Monday, March 30, 2015


191. Senseless functionality

Here I connect the discussion of scripts with the discussion of meaning in items 32, 37, 167, and 168. There, I adopted the distinction between reference and sense. Reference (or denotation, or extension) is what ‘is given’: what a term refers to or what a proposition claims to be true. Sense (or connotation, or intension) is ‘the way in which something is given’: how we determine identity or truth.

While reference is social, inter-subjective, fixed, in what is considered ‘valid’, in some language game, sense is personal, fluid, filled with idiosyncratic, experience-based associations that churn in the mind. Reference disciplines, calls sense to order. Sense feeds the ambiguity, fresh views, and can shift reference.

Collaboration utilizes the unity of agreement as well as difference that is allowed to seep through. Together, they offer a dynamic of unity and diversity. In organizations there is cognitive ‘focus’ as well as some ‘distance’, as discussed earlier.

To connect with the discussion of scripts, as a structure of nodes, I now propose a link between reference and script, and between sense and node. This is related to the distinction that the architect Habraken made (see item 188) between the ‘outside’ view of a node, from the perspective of the script, as something that is given, functional, rule-based, serving the purpose of the script, and the ‘inside’ view from the node, which is more procedural, and sees the script as an environment in which to develop and exercise its activity.

The node offers specialized knowledge and capability, largely tacit and impossible to fully document. Practice in the node is richer and more variable than can be caught in protocols imposed by the script. It harbours a host of connections and associations built up in action, in variations upon the activity of the node, depending on context and novel conditions.

That resembles the repertoire of connotations that individuals harbour in sense, which helps them to establish reference, yielding different ways to see things and to argue the truth or purpose of a proposition or activity.

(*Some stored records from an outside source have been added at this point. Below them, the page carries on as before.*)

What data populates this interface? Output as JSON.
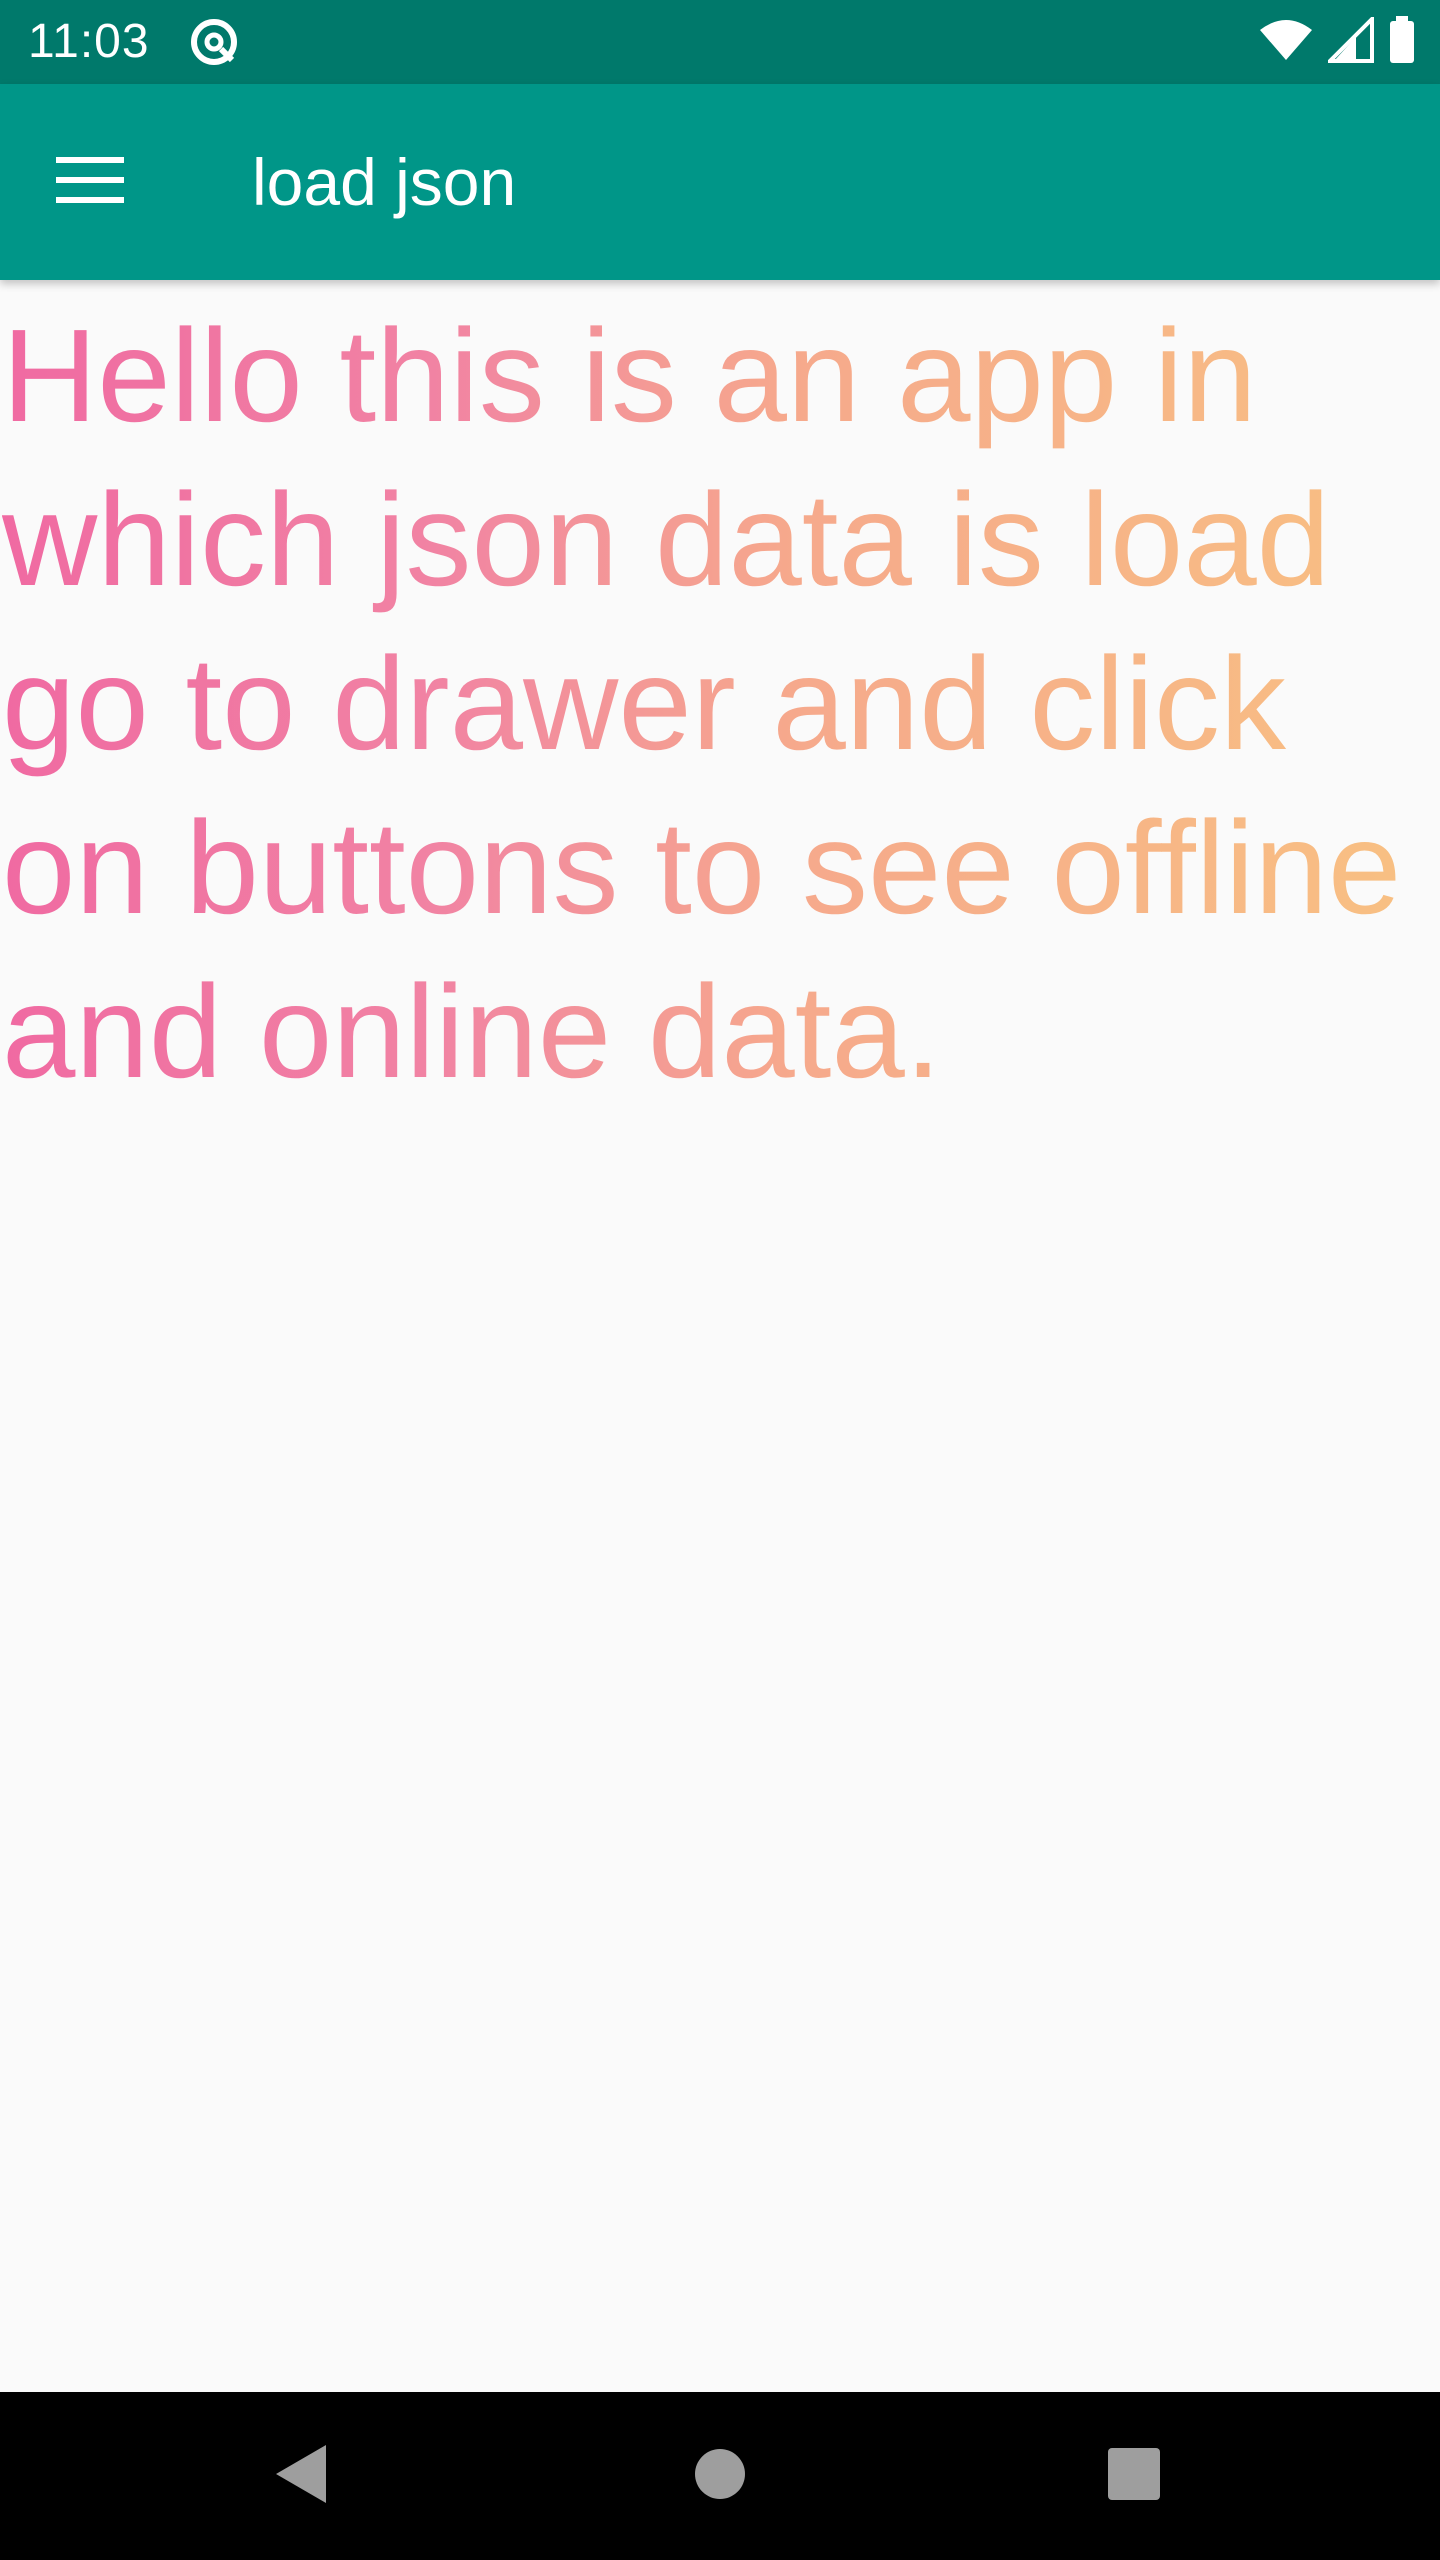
{
  "status_bar": {
    "time": "11:03",
    "background": "#00796b",
    "icons": [
      "notification-at-icon",
      "wifi-icon",
      "signal-icon",
      "battery-icon"
    ]
  },
  "app_bar": {
    "title": "load json",
    "background": "#009688",
    "menu_icon": "hamburger-menu-icon"
  },
  "content": {
    "intro_text": "Hello this is an app in which json data is load go to drawer and click on buttons to see offline and online data.",
    "gradient_colors": [
      "#f06aa2",
      "#f8c182"
    ]
  },
  "nav_bar": {
    "icons": [
      "back-icon",
      "home-icon",
      "recents-icon"
    ],
    "background": "#000000"
  }
}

Remember that from the pragmatist perspective that I employ in this blog truth and practice are closely connected, in workability. Recall, also, Wittgenstein’s notion of ‘meaning as use’.[i]

A purely outside, functional view of activity has no sense, in that it leaves no room for variety of view and debate, and hence no room for novelty and change.  

Organizations and discussions often claim a finality, a clarity of purpose and disciplined action, a predetermined form and path, a script, which demands convergence and unity, eliminating the variety offered by sense, shearing off connotations that might have produced a different debate, outcome and script.

Habermas, in his ‘theory of communicative action’ talked of the ‘life world’ as opposed to the ‘system world’.

Richard Sennett, in his discussion of cooperation[ii], also argued for the value of difference, and of cooperation to utilise its potential. He distinguished between a top-down form of socialism, which he called the ‘political Left’, and a bottom up, grassroots form, the ‘social Left’. The first goes for solidarity as unity, the second for solidarity as ‘inclusion’ of variety. For the first cooperation is a tool, for the second an end.

The most extreme form of the first was Stalinist repressive regimentation. A form of the second is communitarianism, with its tradition in American church communities, for example, and appearing to emerge again in present society. I will consider that more closely in the next item. 
 





[i] Perhaps this is also what Hegel meant with his proposition that ‘the rational is the actual’.
[ii] Richard Sennett, Together; The rituals, pleasures & politics of cooperation, Penguin, 2013.